I still really struggle with people pleasing, avoiding conflict, being a perfectionist, and the list could go on and on. I can’t say with certainty that I will ever live a life 100% free of those burdens, but I am more free today than I ever have been and that’s something to celebrate. I have one more final and a formal jury to perform and then it will officially be summer time for me and my pup.

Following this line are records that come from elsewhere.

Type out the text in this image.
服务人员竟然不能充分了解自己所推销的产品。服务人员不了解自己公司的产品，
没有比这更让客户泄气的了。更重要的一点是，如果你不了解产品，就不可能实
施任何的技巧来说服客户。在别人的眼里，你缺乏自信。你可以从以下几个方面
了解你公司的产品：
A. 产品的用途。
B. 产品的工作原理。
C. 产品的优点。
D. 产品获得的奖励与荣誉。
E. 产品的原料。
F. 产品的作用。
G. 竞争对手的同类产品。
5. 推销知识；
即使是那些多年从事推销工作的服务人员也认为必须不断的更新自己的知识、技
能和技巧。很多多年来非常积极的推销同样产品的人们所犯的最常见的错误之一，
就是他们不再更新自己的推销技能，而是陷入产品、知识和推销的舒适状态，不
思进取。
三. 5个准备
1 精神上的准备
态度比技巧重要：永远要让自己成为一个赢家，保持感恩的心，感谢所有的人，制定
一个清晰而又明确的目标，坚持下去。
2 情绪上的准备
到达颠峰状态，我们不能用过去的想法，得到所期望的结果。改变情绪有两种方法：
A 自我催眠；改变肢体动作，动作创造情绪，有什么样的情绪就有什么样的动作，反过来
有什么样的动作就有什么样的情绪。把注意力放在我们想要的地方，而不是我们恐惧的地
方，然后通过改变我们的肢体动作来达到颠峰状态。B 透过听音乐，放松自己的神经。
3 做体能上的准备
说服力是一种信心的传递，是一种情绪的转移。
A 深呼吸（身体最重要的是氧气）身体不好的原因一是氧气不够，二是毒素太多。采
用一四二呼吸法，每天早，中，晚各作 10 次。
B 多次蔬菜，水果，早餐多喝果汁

I don’t usually ever say stuff like this because I was always taught not too, but I just want to say it: I am proud of myself. I am proud of myself for breaking out of the mold that my past put me in, my school environment puts me in, and society puts me in. I am proud of myself for pursuing my own thing, my own interests, my own dreams and passions. God has given me a heart for others and because of that – because of what He’s given me, what He’s placed within me, what He has called me to pursue, the doors that He has opened for me…because of all that, my summer looks beautiful. It looks unlike I could have ever envisioned and I am utterly thrilled and absolutely blessed to be pursuing the endeavors, the relationships, the learning experiences that God has placed before me these next 4 months.
Here’s to the coming summer, the coming years – the unknown future and to overcoming the fear the world surrounds us with. Satan wants nothing more than to have the fear he instill in us keep us from pursuing God’s passions and purposes for our lives. But I want so much more than an average, check list life. So here’s to learning more about myself, my passions, my talents, and my heart. Here’s to overcoming, to discovering, to adventure, new friendships, old friendships, and the pursuit of what fuels my soul.
Jeremiah 29:11 11For I know the plans I have for you,” declares the LORD, “plans to prosper you and not to harm you, plans to give you hope and a future.
“It does not do to dwell on dreams and forget to live.”